Solidified streams of lava occur at Volvic near Riom; and the crater whence they descended is still visible on the top of the Puy de Nugere. It is an oblong basin, having its edge broken on the side down which the lava flowed. In its descent the fiery stream appears to have encountered a knoll of granite, by which it was divided into two branches. These seem to have reunited lower down, and thence to have overspread the valley beneath.

The Puy de Come, a mountain near Clermont, appears to have sent forth two streams of lava, which have effected considerable changes in the surface of the country--blocking up the courses of rivers diverting them into new channels, and forming swamps in the old. On the top of Puy Pariou, to the north of Clermont, there exists a perfect crater, quite round, and about two hundred and fifty feet deep, whence there has flowed a stream of lava, whose course can be distinctly traced. The summit of Puy Graveniere, a long round-backed hill also near Clermont, consists almost entirely of a heap of volcanic cinders, which have obliterated all traces of a crater; but two streams of lava appear to have flowed from the sides of the mountain. The Puy de Dome, and the mountains in its neighbourhood, likewise appear to be of volcanic origin, and to have been upheaved somewhat in the same manner as Jorullo. Although the aspect of the mountains of Auvergne indicates so clearly their having been active since the surrounding country acquired its present general conformation, neither history nor tradition has preserved any record of their eruptions.

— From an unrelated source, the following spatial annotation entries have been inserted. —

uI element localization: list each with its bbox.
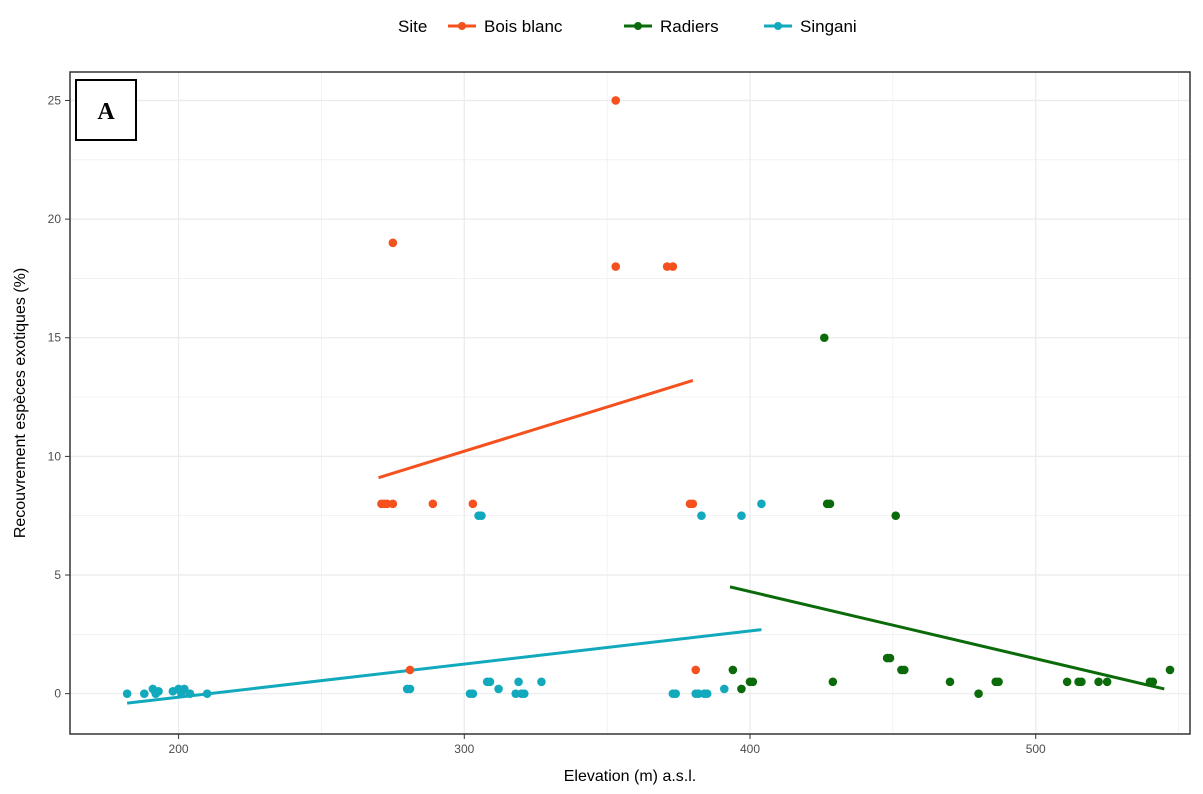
point-singani <box>139 689 149 698</box>
point-radiers <box>728 665 738 675</box>
point-radiers <box>974 689 983 698</box>
point-radiers <box>819 333 829 343</box>
y-axis: 0 5 10 15 20 25 <box>48 93 70 701</box>
point-radiers <box>1062 677 1072 687</box>
point-radiers <box>828 677 838 687</box>
point-singani <box>514 677 523 687</box>
point-singani <box>757 499 766 509</box>
point-bois-blanc <box>405 665 415 675</box>
point-bois-blanc <box>668 262 678 271</box>
y-axis-title: Recouvrement espèces exotiques (%) <box>12 268 29 538</box>
point-singani <box>737 511 746 521</box>
point-singani <box>468 689 478 698</box>
trend-lines <box>126 379 1165 705</box>
point-radiers <box>994 677 1003 687</box>
point-radiers <box>945 677 955 687</box>
y-tick-label: 25 <box>48 93 62 107</box>
y-tick-label: 0 <box>54 687 61 701</box>
x-tick-label: 300 <box>454 742 474 756</box>
x-tick-label: 500 <box>1026 742 1046 756</box>
point-radiers <box>1148 677 1158 687</box>
point-singani <box>537 677 546 687</box>
trend-line-radiers <box>729 585 1165 691</box>
point-singani <box>719 684 729 694</box>
plot-panel-border <box>69 71 1191 735</box>
legend-key-point <box>458 22 466 30</box>
point-singani <box>519 689 529 698</box>
point-radiers <box>891 511 901 521</box>
legend-key-point <box>774 22 782 30</box>
point-bois-blanc <box>611 96 621 105</box>
point-radiers <box>1077 677 1086 687</box>
point-bois-blanc <box>468 499 478 509</box>
point-singani <box>154 686 163 696</box>
legend: Site Bois blanc Radiers Singani <box>398 17 857 36</box>
panel-label: A <box>75 79 137 141</box>
point-singani <box>122 689 132 698</box>
legend-label: Singani <box>800 17 857 36</box>
point-singani <box>202 689 212 698</box>
legend-entry-radiers: Radiers <box>624 17 719 36</box>
point-singani <box>185 689 195 698</box>
x-tick-label: 200 <box>169 742 189 756</box>
point-singani <box>179 684 189 694</box>
gridlines <box>70 72 1190 734</box>
point-singani <box>697 511 706 521</box>
legend-label: Radiers <box>660 17 719 36</box>
y-tick-label: 20 <box>48 212 62 226</box>
point-bois-blanc <box>688 499 698 509</box>
y-tick-label: 15 <box>48 331 62 345</box>
trend-line-singani <box>126 628 762 705</box>
point-bois-blanc <box>428 499 438 509</box>
legend-title: Site <box>398 17 427 36</box>
point-singani <box>494 684 503 694</box>
data-points <box>122 96 1175 698</box>
point-radiers <box>1165 665 1175 675</box>
point-singani <box>405 684 415 694</box>
point-singani <box>477 511 486 521</box>
trend-line-bois-blanc <box>378 379 694 480</box>
legend-entry-singani: Singani <box>764 17 857 36</box>
legend-entry-bois-blanc: Bois blanc <box>448 17 563 36</box>
point-radiers <box>1094 677 1103 687</box>
legend-key-point <box>634 22 642 30</box>
point-radiers <box>737 684 746 694</box>
point-radiers <box>899 665 909 675</box>
point-radiers <box>825 499 835 509</box>
x-axis: 200 300 400 500 <box>169 734 1046 756</box>
point-bois-blanc <box>691 665 701 675</box>
point-bois-blanc <box>388 238 398 248</box>
point-radiers <box>748 677 758 687</box>
point-bois-blanc <box>611 262 621 271</box>
point-singani <box>671 689 681 698</box>
x-tick-label: 400 <box>740 742 760 756</box>
y-tick-label: 5 <box>54 568 61 582</box>
panel-letter: A <box>97 99 115 125</box>
point-singani <box>485 677 495 687</box>
y-tick-label: 10 <box>48 449 62 463</box>
point-bois-blanc <box>388 499 398 509</box>
x-axis-title: Elevation (m) a.s.l. <box>564 768 696 785</box>
point-radiers <box>885 653 895 663</box>
point-radiers <box>1102 677 1112 687</box>
legend-label: Bois blanc <box>484 17 563 36</box>
point-singani <box>702 689 712 698</box>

There is extant, however, a letter from Sidonius Apollinaris, a cotemporary of Pliny, addressed to the Bishop of Vienne, in which he refers to forms of prayer which had been appointed by the bishop at the time when earthquakes demolished the walls of Vienne, and the mountains, opening, vomited forth torrents of inflamed materials. It hence appears that the extinct volcanoes in the neighbourhood of Vienne, and perhaps those of Le Puy, had been in a state of eruption not long after the beginning of the Christian era. To the westward of the latter town, there is a number of small volcanic craters, of which the two largest are the Lake de Bouchet and the Crater of Bar, which also appears to have been at one time a lake, but is now dry. The former has its greatest diameter about 2300 feet, with a depth of about 90 feet. The latter is on the top of a mountain, which is composed entirely of such substances as are ejected by volcanoes. Its diameter is about 1660, and its depth about 130 feet; while it is almost perfect in its form. The mountains near Vienne exhibit streams of lava, which accommodate themselves to the existing valleys. Near Agde also, on the sh.o.r.es of the Gulf of Lions, on the top of a hill named St. Loup, there is an extinct crater, whence have descended two streams of lava apparently of recent origin. On one of them the town of Agde has been built; the other projects into the sea.